Shift work was the slow leak
Emergency medicine gave me everything I love about doctoring — variety, autonomy, the clean satisfaction of fixing an acute problem and sending someone home better than they arrived. But shift work carries a cost the specialty doesn’t advertise. The same irregular hours that make EM flexible make it nearly impossible to build the steady routines — sleep, meals, training — that actually protect you across a 30-year career. Nights don’t just make you tired. They erode the scaffolding that everything else in your health is built on.
That tension is a big reason I built my own freestanding emergency rooms. I didn’t just want a place to practice. I wanted to construct the structure that lets a physician have a life, because no one had ever built that for me. Today I work solely in those ERs. No nights. No weekends. No holidays. Reclaiming my circadian rhythm did more for my health than any supplement, any diet, any single habit I could name.
Two books that reset my thinking
The mental shift came from two reads I’d put in front of every doctor.

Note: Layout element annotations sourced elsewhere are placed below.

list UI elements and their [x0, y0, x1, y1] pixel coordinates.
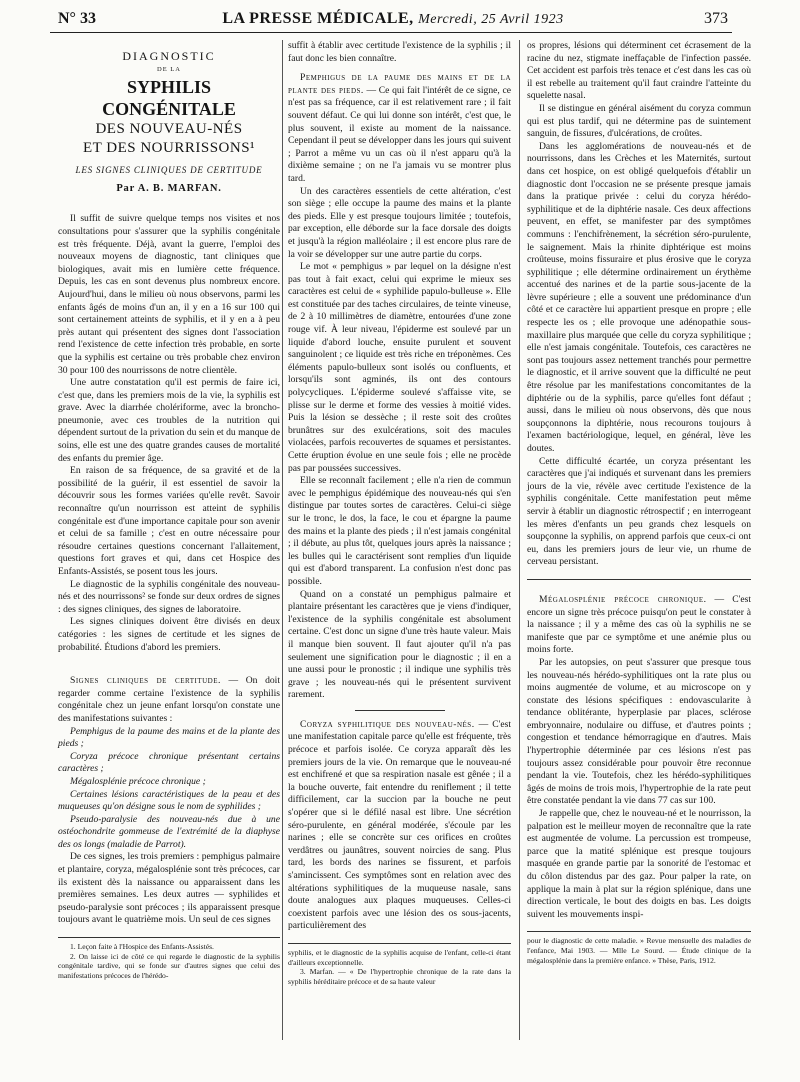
paragraph: Les signes cliniques doivent être divisés en deux catégories : les signes de certitude et les signes de probabilité. Étudions d'abord les premiers.: [58, 616, 280, 653]
paragraph: Elle se reconnaît facilement ; elle n'a rien de commun avec le pemphigus épidémique des nouveau-nés qui s'en distingue par toutes sortes de caractères. Celui-ci siège sur le tronc, le dos, la face, le cou et épargne la paume des mains et la plante des pieds ; il n'est jamais congénital ; il débute, au plus tôt, quelques jours après la naissance ; les bulles qui le caractérisent sont remplies d'un liquide qui est d'abord transparent. La confusion n'est donc pas possible.: [288, 475, 511, 587]
paragraph: Dans les agglomérations de nouveau-nés et de nourrissons, dans les Crèches et les Maternités, surtout dans cet hospice, on est obligé quelquefois d'établir un diagnostic dont l'occasion ne se présente presque jamais dans la pratique privée : celui du coryza hérédo-syphilitique et de la diphtérie nasale. Ces deux affections peuvent, en effet, se manifester par des symptômes communs : l'enchifrènement, la sécrétion séro-purulente, le saignement. Mais la rhinite diphtérique est moins croûteuse, moins fissuraire et plus érosive que le coryza syphilitique ; elle détermine ordinairement un érythème accentué des narines et de la partie sous-jacente de la lèvre supérieure ; elle a souvent une prédominance d'un côté et ce caractère lui appartient presque en propre ; elle respecte les os ; elle provoque une adénopathie sous-maxillaire plus marquée que celle du coryza syphilitique ; elle n'est jamais congénitale. Toutefois, ces caractères ne sont pas toujours assez nettement tranchés pour permettre le diagnostic, et il arrive souvent que la difficulté ne peut être résolue par les manifestations concomitantes de la diphtérie ou de la syphilis, parce qu'elles font défaut ; aussi, dans le milieu où nous observons, dès que nous soupçonnons la diphtérie, nous recourons toujours à l'examen bactériologique, lequel, en général, lève les doutes.: [527, 140, 751, 454]
paragraph: Le diagnostic de la syphilis congénitale des nouveau-nés et des nourrissons² se fonde sur deux ordres de signes : des signes cliniques, des signes de laboratoire.: [58, 578, 280, 615]
section-heading: Coryza syphilitique des nouveau-nés.: [300, 718, 475, 730]
journal-title: [58, 10, 728, 28]
paragraph: Le mot « pemphigus » par lequel on la désigne n'est pas tout à fait exact, celui qui exprime le mieux ses caractères est celui de « syphilide papulo-bulleuse ». Elle est constituée par des taches circulaires, de teinte vineuse, de 2 à 10 millimètres de diamètre, entourées d'une zone rouge vif. À leur niveau, l'épiderme est soulevé par un liquide d'abord louche, ensuite purulent et souvent sanguinolent ; ce liquide est très riche en tréponèmes. Ces éléments papulo-bulleux sont isolés ou confluents, et lorsqu'ils sont agminés, ils ont des contours polycycliques. L'épiderme soulevé s'affaisse vite, se plisse sur le derme et forme des vessies à moitié vides. Puis la lésion se dessèche ; il reste soit des croûtes brunâtres sur des exulcérations, soit des macules violacées, parfois recouvertes de squames et persistantes. Cette éruption évolue en une seule fois ; elle ne procède pas par poussées successives.: [288, 261, 511, 474]
paragraph: suffit à établir avec certitude l'existence de la syphilis ; il faut donc les bien connaître.: [288, 40, 511, 64]
sign-item: Coryza précoce chronique présentant certains caractères ;: [58, 750, 280, 775]
journal-name: LA PRESSE MÉDICALE,: [222, 10, 414, 27]
section-text: — Ce qui fait l'intérêt de ce signe, ce n'est pas sa fréquence, car il est relativement rare ; il fait souvent défaut. Ce qui lui donne son intérêt, c'est que, le plus souvent, il existe au moment de la naissance. Cependant il peut se développer dans les jours qui suivent ; Parrot a même vu un cas où il n'est apparu qu'à la dixième semaine ; on ne l'a jamais vu se montrer plus tard.: [288, 84, 511, 184]
section-intro: — On doit regarder comme certaine l'existence de la syphilis congénitale chez un jeune enfant lorsqu'on constate une des manifestations suivantes :: [58, 675, 280, 724]
issue-number: N° 33: [58, 10, 96, 27]
section-coryza: [288, 719, 511, 933]
paragraph: Par les autopsies, on peut s'assurer que presque tous les nouveau-nés hérédo-syphilitiques ont la rate plus ou moins augmentée de volume, et au microscope on y constate des lésions spécifiques : endovascularite à tendance oblitérante, hyperplasie par places, sclérose embryonnaire, nodulaire ou diffuse, et d'autres points ; congestion et tendance hémorragique en d'autres. Mais l'hypertrophie déterminée par ces lésions n'est pas toujours assez considérable pour pouvoir être reconnue pendant la vie. Toutefois, chez les hérédo-syphilitiques âgés de moins de trois mois, l'hypertrophie de la rate peut être constatée pendant la vie dans 77 cas sur 100.: [527, 656, 751, 807]
column-separator: [282, 40, 283, 1040]
section-heading: Pemphigus de la paume des mains et de la plante des pieds.: [288, 72, 511, 96]
section-pemphigus: [288, 72, 511, 185]
footnote: 1. Leçon faite à l'Hospice des Enfants-Assistés.: [70, 942, 214, 952]
paragraph: En raison de sa fréquence, de sa gravité et de la possibilité de la guérir, il est essentiel de savoir la découvrir sous les formes variées qu'elle revêt. Savoir reconnaître qu'un nourrisson est atteint de syphilis congénitale est d'une importance capitale pour son avenir et celui de sa famille ; c'est en outre nécessaire pour résoudre certaines questions concernant l'allaitement, questions fort graves et qui, dans cet Hospice des Enfants-Assistés, se posent tous les jours.: [58, 465, 280, 577]
section-divider: [527, 579, 751, 580]
section-text: — C'est une manifestation capitale parce qu'elle est fréquente, très précoce et parfois isolée. Ce coryza apparaît dès les premiers jours de la vie. On remarque que le nouveau-né est enchifrené et que sa respiration nasale est gênée ; il a la bouche ouverte, fait entendre du reniflement ; il tette difficilement, car la succion par la bouche ne peut s'opérer que si le défilé nasal est libre. Une sécrétion séro-purulente, en général modérée, s'écoule par les narines ; elle se concrète sur ces orifices en croûtes verdâtres ou jaunâtres, souvent noircies de sang. Plus tard, les bords des narines se fissurent, et parfois s'amincissent. Ces symptômes sont en relation avec des altérations syphilitiques de la muqueuse nasale, sans doute analogues aux plaques muqueuses. Celles-ci coexistent parfois avec une lésion des os sous-jacents, particulièrement des: [288, 718, 511, 932]
footnote-rule: [58, 937, 280, 938]
footnote-rule: [527, 931, 751, 932]
running-header: [58, 10, 728, 32]
article-signes: LES SIGNES CLINIQUES DE CERTITUDE: [75, 165, 263, 176]
footnote: 2. On laisse ici de côté ce qui regarde le diagnostic de la syphilis congénitale tardive, qui se fonde sur d'autres signes que celui des manifestations précoces de l'hérédo-: [58, 951, 280, 980]
footnote: syphilis, et le diagnostic de la syphilis acquise de l'enfant, celle-ci étant d'ailleurs exceptionnelle.: [288, 947, 511, 967]
column-1: [58, 40, 280, 980]
article-kicker-sub: DE LA: [157, 65, 181, 73]
section-megalosplenie: [527, 594, 751, 657]
article-author: [58, 183, 280, 196]
footnote: pour le diagnostic de cette maladie. » Revue mensuelle des maladies de l'enfance, Mai 1903. — Mlle Le Sourd. — Étude clinique de la mégalosplénie dans la première enfance. » Thèse, Paris, 1912.: [527, 936, 751, 965]
paragraph: Une autre constatation qu'il est permis de faire ici, c'est que, dans les premiers mois de la vie, la syphilis est grave. Avec la diarrhée cholériforme, avec la broncho-pneumonie, avec ces troubles de la nutrition qui dépendent surtout de la privation du sein et du manque de soins, elle est une des quatre grandes causes de mortalité des enfants du premier âge.: [58, 377, 280, 464]
section-certitude: [58, 675, 280, 725]
page-number: 373: [704, 10, 728, 27]
footnote: 3. Marfan. — « De l'hypertrophie chronique de la rate dans la syphilis héréditaire précoce et de sa haute valeur: [288, 967, 511, 986]
paragraph: Il se distingue en général aisément du coryza commun qui est plus tardif, qui ne détermine pas de suintement sanguin, de fissures, d'ulcérations, de croûtes.: [527, 102, 751, 140]
paragraph: Un des caractères essentiels de cette altération, c'est son siège ; elle occupe la paume des mains et la plante des pieds. Elle y est presque toujours limitée ; toutefois, par exception, elle déborde sur la face dorsale des doigts et jusqu'à la région malléolaire ; il est encore plus rare de la voir se développer sur une autre partie du corps.: [288, 185, 511, 260]
section-text: — C'est encore un signe très précoce puisqu'on peut le constater à la naissance ; il y a même des cas où la syphilis ne se manifeste que par ce symptôme et une anémie plus ou moins forte.: [527, 593, 751, 656]
column-3: [527, 40, 751, 965]
section-divider: [355, 710, 445, 711]
column-2: [288, 40, 511, 986]
paragraph: Quand on a constaté un pemphigus palmaire et plantaire présentant les caractères que je viens d'indiquer, l'existence de la syphilis congénitale est absolument certaine. C'est donc un signe d'une très haute valeur. Mais il manque bien souvent. Il faut ajouter qu'il n'a pas seulement une signification pour le diagnostic ; il en a une aussi pour le pronostic ; il indique une syphilis très grave ; les nouveau-nés qui le présentent survivent rarement.: [288, 588, 511, 701]
article-title: SYPHILIS CONGÉNITALE: [102, 77, 236, 120]
column-separator: [519, 40, 520, 1040]
article-subtitle-2: ET DES NOURRISSONS¹: [82, 140, 256, 157]
article-kicker: DIAGNOSTIC: [122, 49, 216, 63]
sign-item: Certaines lésions caractéristiques de la peau et des muqueuses qu'on désigne sous le nom de syphilides ;: [58, 788, 280, 813]
article-subtitle-1: DES NOUVEAU-NÉS: [95, 121, 243, 138]
paragraph: De ces signes, les trois premiers : pemphigus palmaire et plantaire, coryza, mégalosplénie sont très précoces, car ils existent dès la naissance ou apparaissent dans les premières semaines. Les deux autres — syphilides et pseudo-paralysie sont précoces ; ils apparaissent presque toujours avant le quatrième mois. Un seul de ces signes: [58, 851, 280, 926]
sign-item: Mégalosplénie précoce chronique ;: [70, 775, 206, 787]
issue-date: Mercredi, 25 Avril 1923: [418, 12, 564, 27]
header-rule: [50, 32, 732, 33]
section-heading: Mégalosplénie précoce chronique.: [539, 593, 707, 605]
paragraph: os propres, lésions qui déterminent cet écrasement de la racine du nez, stigmate ineffaçable de l'infection passée. Cet accident est parfois très tenace et c'est dans les cas où il est rebelle au traitement qu'il faut craindre l'atteinte du squelette nasal.: [527, 40, 751, 102]
footnote-rule: [288, 943, 511, 944]
sign-item: Pseudo-paralysie des nouveau-nés due à une ostéochondrite gommeuse de l'extrémité de la diaphyse des os longs (maladie de Parrot).: [58, 813, 280, 850]
section-heading: Signes cliniques de certitude.: [70, 675, 221, 687]
sign-item: Pemphigus de la paume des mains et de la plante des pieds ;: [58, 725, 280, 750]
author-name: Par A. B. MARFAN.: [116, 182, 222, 194]
paragraph: Je rappelle que, chez le nouveau-né et le nourrisson, la palpation est le meilleur moyen de reconnaître que la rate est augmentée de volume. La percussion est trompeuse, parce que la matité splénique est presque toujours masquée en grande partie par la sonorité de l'estomac et du côlon distendus par des gaz. Pour palper la rate, on applique la main à plat sur la région splénique, dans une direction verticale, le bout des doigts en bas. Les doigts suivent les mouvements inspi-: [527, 808, 751, 920]
paragraph: Il suffit de suivre quelque temps nos visites et nos consultations pour s'assurer que la syphilis congénitale est très fréquente. Déjà, avant la guerre, l'emploi des nouveaux moyens de diagnostic, tant cliniques que biologiques, avait mis en lumière cette fréquence. Depuis, les cas en sont devenus plus nombreux encore. Aujourd'hui, dans le milieu où nous observons, parmi les enfants âgés de moins d'un an, il y en a 16 sur 100 qui sont certainement atteints de syphilis, et il y en a à peu près autant qui présentent des signes dont l'association rend l'existence de cette infection très probable, en sorte que la syphilis est certaine ou très probable chez environ 30 pour 100 des nourrissons de notre clientèle.: [58, 213, 280, 376]
paragraph: Cette difficulté écartée, un coryza présentant les caractères que j'ai indiqués et survenant dans les premiers jours de la vie, révèle avec certitude l'existence de la syphilis congénitale. Cette manifestation peut même servir à établir un diagnostic rétrospectif ; en interrogeant les mères d'enfants un peu grands chez lesquels on soupçonne la syphilis, on apprend parfois que ceux-ci ont eu, dans les premiers jours de leur vie, un rhume de cerveau persistant.: [527, 455, 751, 568]
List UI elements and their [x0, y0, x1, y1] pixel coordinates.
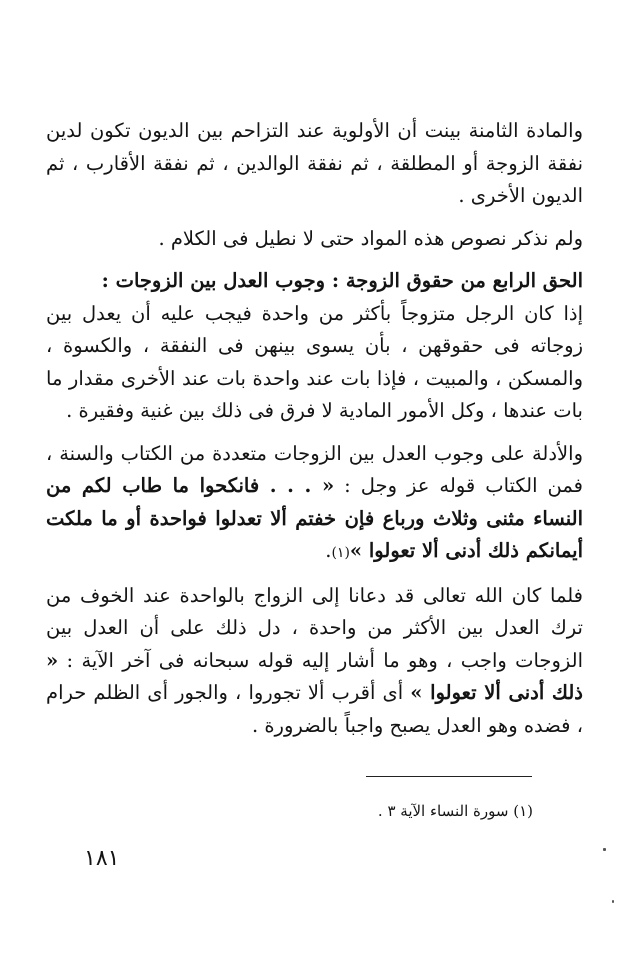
quran-verse: « . . . فانكحوا ما طاب لكم من النساء مثنى وثلاث ورباع فإن خفتم ألا تعدلوا فواحدة أو ما ملكت أيمانكم ذلك أدنى ألا تعولوا »: [46, 474, 583, 562]
paragraph-gap: [46, 255, 583, 265]
quran-verse-quote: « ذلك أدنى ألا تعولوا »: [46, 648, 583, 704]
page-number: ١٨١: [84, 846, 120, 871]
paragraph-1: والمادة الثامنة بينت أن الأولوية عند التزاحم بين الديون تكون لدين نفقة الزوجة أو المطلقة ، ثم نفقة الوالدين ، ثم نفقة الأقارب ، ثم الديون الأخرى .: [46, 119, 583, 207]
paragraph-3: إذا كان الرجل متزوجاً بأكثر من واحدة فيجب عليه أن يعدل بين زوجاته فى حقوقهن ، بأن يسوى بينهن فى النفقة ، والكسوة ، والمسكن ، والمبيت ، فإذا بات عند واحدة بات عند الأخرى مقدار ما بات عندها ، وكل الأمور المادية لا فرق فى ذلك بين غنية وفقيرة .: [46, 301, 583, 422]
paragraph-4-end: .: [325, 539, 332, 562]
paragraph-2: ولم نذكر نصوص هذه المواد حتى لا نطيل فى الكلام .: [158, 226, 583, 250]
scan-speck: [612, 900, 614, 903]
paragraph-5-start: فلما كان الله تعالى قد دعانا إلى الزواج بالواحدة عند الخوف من ترك العدل بين الأكثر من واحدة ، دل ذلك على أن العدل بين الزوجات واجب ، وهو ما أشار إليه قوله سبحانه فى آخر الآية :: [46, 583, 583, 672]
footnote: (١) سورة النساء الآية ٣ .: [377, 802, 533, 820]
section-heading: الحق الرابع من حقوق الزوجة : وجوب العدل بين الزوجات :: [101, 269, 583, 292]
body-text: [46, 115, 583, 742]
paragraph-gap: [46, 428, 583, 438]
paragraph-4: [46, 438, 583, 570]
paragraph-4-intro: والأدلة على وجوب العدل بين الزوجات متعددة من الكتاب والسنة ، فمن الكتاب قوله عز وجل :: [46, 441, 583, 497]
footnote-divider: [366, 776, 532, 777]
paragraph-5: [46, 580, 583, 743]
paragraph-5-end: أى أقرب ألا تجوروا ، والجور أى الظلم حرام ، فضده وهو العدل يصبح واجباً بالضرورة .: [46, 681, 583, 737]
paragraph-gap: [46, 213, 583, 223]
scan-speck: [603, 848, 606, 851]
paragraph-gap: [46, 570, 583, 580]
footnote-marker: (١): [331, 545, 350, 561]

Peter Attia, in Outlive, writes: “Exercise is by far the most potent longevity ‘drug.’ No other intervention does nearly as much to prolong our lifespan and preserve our cognitive function.” That single sentence moved exercise, in my head, from a vanity item I’d get to when things calmed down to the highest-yield thing I do, period. Things never calm down. You schedule it or it doesn’t happen.
Casey Means, in Good Energy, puts the metabolic version of it bluntly: “The most foundational level of health is how our cells are powered. You could have a Ferrari and if it has no gas, it will not run.” For a physician living on cafeteria food at three in the morning, that lands like a slap. I had the Ferrari. I was running it on fumes and calling it discipline.
But the Attia line that’s stayed with me longest isn’t about the body at all. It’s his warning that you can chase physical longevity while letting your emotional health rot — and end up having meticulously optimized the wrong thing. I’ve watched colleagues do exactly that: perfect labs, dialed-in training, a marriage and a relationship with their kids in quiet ruins. You can win the metric and lose the life.
The fix was structure, not grit
Here’s what actually changed things for me, and none of it was about trying harder.
I left the big hospitals and stopped working nights. I started protecting sleep the way I’d protect a patient’s airway — non-negotiable, defended on purpose. I plan meals instead of grabbing them. I treat training as a scheduled obligation, an appointment I don’t cancel, not something I’ll fit in if the day cooperates. The day never cooperates. Every one of those is a system, not a burst of motivation. Motivation is what gets you to the gym in January. Structure is what’s still standing in November. When I stopped relying on willpower and started building the conditions where the healthy choice was the default, my own health finally stopped being the thing I lectured patients about and neglected myself.